FRBs revealed their distant origins through a phenomenon known as dispersion. An FRB pulse begins as a range of bunched-up frequencies, but as it travels, “it feels every electron along its path,” says astronomer Sarah Burke-Spolaor of West Virginia University, who was not involved with the work. Low frequencies experience more drag from electrons than high ones, so when the pulse reaches a radio telescope on Earth, low frequencies lag behind. The amount of lag tells astronomers how many electrons the pulse has traveled through, which can be correlated to the total amount of matter.

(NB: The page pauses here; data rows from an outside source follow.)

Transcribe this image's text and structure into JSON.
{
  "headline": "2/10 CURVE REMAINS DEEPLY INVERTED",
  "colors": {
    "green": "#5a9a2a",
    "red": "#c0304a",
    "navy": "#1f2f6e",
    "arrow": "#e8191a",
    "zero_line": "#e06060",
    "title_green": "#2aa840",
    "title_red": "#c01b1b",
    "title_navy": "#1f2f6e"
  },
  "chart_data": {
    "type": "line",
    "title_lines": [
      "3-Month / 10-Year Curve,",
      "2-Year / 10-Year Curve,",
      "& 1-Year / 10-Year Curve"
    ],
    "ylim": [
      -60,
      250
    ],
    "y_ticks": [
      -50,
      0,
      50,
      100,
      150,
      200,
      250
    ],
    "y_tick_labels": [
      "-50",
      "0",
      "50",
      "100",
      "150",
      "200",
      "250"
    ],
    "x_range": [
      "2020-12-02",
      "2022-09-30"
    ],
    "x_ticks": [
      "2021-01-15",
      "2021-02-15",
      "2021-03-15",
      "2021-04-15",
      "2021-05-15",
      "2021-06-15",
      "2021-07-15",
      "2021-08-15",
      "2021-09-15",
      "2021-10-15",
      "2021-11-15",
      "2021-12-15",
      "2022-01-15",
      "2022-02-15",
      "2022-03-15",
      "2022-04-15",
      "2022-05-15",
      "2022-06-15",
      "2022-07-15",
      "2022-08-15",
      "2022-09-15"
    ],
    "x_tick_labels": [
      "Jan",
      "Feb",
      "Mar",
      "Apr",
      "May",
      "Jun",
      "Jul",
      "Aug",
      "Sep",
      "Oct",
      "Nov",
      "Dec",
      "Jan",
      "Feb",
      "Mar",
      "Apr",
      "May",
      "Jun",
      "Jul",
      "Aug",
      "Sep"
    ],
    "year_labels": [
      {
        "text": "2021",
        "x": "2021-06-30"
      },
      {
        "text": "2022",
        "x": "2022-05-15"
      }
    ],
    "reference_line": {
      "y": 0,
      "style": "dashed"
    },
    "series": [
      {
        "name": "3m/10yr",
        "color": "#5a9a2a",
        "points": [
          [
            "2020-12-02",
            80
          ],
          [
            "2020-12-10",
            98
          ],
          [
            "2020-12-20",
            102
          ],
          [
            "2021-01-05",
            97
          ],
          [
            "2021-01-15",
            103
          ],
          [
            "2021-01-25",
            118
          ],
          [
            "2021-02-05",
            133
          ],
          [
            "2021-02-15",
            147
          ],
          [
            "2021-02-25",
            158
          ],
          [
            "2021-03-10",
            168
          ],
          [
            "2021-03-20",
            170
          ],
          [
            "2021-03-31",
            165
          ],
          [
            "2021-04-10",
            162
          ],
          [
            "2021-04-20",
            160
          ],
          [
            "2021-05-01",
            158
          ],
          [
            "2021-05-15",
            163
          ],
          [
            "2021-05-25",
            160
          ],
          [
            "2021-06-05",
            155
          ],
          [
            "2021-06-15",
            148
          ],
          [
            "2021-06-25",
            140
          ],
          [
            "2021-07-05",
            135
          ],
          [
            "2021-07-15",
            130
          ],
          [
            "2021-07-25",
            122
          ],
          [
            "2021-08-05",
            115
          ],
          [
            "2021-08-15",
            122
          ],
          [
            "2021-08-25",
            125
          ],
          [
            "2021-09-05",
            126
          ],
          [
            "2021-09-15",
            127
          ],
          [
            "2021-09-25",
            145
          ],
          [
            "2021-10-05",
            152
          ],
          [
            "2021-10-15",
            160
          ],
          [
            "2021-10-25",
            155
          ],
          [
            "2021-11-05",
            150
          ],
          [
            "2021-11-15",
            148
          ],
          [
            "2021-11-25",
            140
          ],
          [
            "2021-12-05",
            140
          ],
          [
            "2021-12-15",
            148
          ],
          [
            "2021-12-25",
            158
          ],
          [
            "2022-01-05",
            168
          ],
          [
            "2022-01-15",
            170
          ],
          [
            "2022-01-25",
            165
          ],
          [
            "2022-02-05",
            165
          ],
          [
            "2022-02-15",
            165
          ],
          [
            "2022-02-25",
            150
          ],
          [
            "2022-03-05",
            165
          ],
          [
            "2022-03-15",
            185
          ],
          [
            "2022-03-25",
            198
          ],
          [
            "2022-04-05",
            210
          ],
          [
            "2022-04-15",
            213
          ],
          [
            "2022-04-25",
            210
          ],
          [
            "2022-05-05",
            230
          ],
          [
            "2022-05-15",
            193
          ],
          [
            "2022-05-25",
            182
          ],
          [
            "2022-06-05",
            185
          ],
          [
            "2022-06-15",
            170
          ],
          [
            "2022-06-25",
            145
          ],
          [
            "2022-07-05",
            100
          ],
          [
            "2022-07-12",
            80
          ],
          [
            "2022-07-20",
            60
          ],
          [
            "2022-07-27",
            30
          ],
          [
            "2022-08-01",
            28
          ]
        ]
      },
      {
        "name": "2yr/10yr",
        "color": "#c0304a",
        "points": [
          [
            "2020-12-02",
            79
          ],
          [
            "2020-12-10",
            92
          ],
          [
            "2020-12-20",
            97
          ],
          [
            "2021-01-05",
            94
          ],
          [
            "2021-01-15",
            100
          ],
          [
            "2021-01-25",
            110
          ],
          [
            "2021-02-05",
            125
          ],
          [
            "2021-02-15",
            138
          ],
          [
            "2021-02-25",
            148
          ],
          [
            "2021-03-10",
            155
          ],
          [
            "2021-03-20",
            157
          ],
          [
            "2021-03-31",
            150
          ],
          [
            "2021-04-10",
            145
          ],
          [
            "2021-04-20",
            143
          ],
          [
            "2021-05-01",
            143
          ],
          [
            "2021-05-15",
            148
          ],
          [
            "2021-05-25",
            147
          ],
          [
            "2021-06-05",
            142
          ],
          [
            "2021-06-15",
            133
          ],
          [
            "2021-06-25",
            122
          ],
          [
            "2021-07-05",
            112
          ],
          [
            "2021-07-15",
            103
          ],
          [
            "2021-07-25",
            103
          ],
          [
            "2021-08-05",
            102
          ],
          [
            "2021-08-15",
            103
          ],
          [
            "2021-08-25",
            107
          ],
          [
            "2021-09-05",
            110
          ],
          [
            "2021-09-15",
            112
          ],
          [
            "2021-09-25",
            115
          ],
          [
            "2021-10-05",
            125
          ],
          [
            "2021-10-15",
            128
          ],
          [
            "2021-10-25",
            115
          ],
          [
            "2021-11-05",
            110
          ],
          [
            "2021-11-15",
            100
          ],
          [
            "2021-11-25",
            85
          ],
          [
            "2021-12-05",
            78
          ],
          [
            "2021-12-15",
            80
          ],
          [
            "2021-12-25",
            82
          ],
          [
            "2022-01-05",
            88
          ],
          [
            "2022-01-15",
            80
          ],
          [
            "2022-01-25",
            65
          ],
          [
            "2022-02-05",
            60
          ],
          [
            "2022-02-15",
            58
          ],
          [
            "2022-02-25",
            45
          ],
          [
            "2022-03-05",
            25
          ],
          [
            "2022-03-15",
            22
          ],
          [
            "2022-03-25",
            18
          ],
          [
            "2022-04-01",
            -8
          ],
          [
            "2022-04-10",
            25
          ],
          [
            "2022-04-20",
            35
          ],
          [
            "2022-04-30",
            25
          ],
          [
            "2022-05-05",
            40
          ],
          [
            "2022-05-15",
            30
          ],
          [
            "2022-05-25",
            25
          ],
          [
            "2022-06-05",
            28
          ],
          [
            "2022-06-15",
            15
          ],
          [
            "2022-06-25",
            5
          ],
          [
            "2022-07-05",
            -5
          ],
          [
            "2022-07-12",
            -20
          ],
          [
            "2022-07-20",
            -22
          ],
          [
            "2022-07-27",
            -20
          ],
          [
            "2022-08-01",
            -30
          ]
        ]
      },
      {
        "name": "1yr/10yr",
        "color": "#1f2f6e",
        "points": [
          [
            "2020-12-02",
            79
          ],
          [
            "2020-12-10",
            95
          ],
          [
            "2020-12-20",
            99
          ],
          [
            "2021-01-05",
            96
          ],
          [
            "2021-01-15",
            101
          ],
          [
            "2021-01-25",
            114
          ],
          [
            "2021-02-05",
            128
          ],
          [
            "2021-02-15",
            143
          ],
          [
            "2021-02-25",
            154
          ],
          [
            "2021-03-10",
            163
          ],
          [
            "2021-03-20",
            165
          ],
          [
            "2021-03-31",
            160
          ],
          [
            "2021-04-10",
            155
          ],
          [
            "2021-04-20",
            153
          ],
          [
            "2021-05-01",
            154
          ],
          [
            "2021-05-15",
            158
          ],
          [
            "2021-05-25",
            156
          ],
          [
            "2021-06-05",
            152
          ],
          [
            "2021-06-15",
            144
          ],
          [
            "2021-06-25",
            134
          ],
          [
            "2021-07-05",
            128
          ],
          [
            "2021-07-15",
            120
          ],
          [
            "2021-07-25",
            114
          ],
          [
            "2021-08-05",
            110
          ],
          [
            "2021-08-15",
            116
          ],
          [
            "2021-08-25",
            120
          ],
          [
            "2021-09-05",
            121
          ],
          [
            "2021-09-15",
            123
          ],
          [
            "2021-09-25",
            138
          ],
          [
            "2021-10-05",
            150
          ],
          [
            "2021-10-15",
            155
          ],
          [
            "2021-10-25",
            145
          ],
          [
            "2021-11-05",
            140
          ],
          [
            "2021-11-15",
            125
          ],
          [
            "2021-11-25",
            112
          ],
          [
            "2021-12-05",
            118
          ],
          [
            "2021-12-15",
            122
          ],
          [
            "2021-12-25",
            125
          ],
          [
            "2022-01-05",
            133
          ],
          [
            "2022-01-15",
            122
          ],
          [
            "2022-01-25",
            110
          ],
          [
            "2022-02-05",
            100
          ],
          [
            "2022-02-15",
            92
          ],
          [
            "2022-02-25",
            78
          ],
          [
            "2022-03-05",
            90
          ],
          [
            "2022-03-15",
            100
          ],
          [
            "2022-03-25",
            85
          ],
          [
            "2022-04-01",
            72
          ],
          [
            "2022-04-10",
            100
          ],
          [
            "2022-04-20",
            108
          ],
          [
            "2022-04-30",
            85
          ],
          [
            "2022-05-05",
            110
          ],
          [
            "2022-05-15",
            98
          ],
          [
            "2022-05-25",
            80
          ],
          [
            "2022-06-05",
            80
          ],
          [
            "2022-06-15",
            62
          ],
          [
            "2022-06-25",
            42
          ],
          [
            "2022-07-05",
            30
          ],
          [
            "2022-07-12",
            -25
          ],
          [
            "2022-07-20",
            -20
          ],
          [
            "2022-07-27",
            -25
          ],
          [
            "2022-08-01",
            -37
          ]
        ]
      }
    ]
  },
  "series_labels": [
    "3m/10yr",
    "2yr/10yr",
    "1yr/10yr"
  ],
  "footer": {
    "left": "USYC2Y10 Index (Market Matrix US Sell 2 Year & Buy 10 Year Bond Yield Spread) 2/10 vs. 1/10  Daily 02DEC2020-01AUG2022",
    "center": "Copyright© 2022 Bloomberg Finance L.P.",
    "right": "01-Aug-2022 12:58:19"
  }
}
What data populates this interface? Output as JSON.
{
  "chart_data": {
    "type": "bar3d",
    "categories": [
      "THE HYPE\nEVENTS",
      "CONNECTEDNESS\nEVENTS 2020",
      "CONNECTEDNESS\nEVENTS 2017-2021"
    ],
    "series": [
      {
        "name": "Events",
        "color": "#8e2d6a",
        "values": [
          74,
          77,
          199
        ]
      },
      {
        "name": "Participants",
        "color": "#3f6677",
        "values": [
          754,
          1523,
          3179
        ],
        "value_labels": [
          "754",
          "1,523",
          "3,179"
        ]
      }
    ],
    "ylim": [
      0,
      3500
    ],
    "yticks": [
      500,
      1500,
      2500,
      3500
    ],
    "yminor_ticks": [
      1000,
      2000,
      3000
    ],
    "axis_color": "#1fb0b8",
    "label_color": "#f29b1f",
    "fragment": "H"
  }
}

The technique can reveal the density of matter across the cosmos, but only if the distance to the FRB’s source is known. Up until recently, only a handful of FRB sources have been pinpointed—either because they happened to be one of the rare, repeating FRBs, or because they were spotted with a telescope array that could focus multiple instruments on the source galaxy. Today in Nature, a team of astronomers report the discovery of four new FRBs with known source galaxies, identified with the Australian Square Kilometre Array Pathfinder (ASKAP), an array of 36 radio dishes in Western Australia.

Using those and one of the previously pinpointed FRBs, scientists calculated the density of normal matter across a large swath of the local universe. The researchers found that, if extrapolated across the universe, there was enough normal matter to account for the half that was missing, in line with theoretical predictions.

“To see how well the FRB experiment is working with even a small sample was both surprising and gratifying,” says team member Xavier Prochaska of the University of California’s Lick Observatory. “It checks off this fundamental aspect of cosmology. Crisis averted!”

The FRB technique could also be used to map variations in matter density across the universe. That could help theorists understand how matter clumps together into the “cosmic web,” the network of galaxy clusters strung across the universe. So far, astronomers can see the glowing galaxies that make up the web, but not the gas between them. The ASKAP researchers hope to build up a collection of about 100 FRBs with known sources over the next year, so they will know not just that the normal matter is there, but exactly where it is hiding.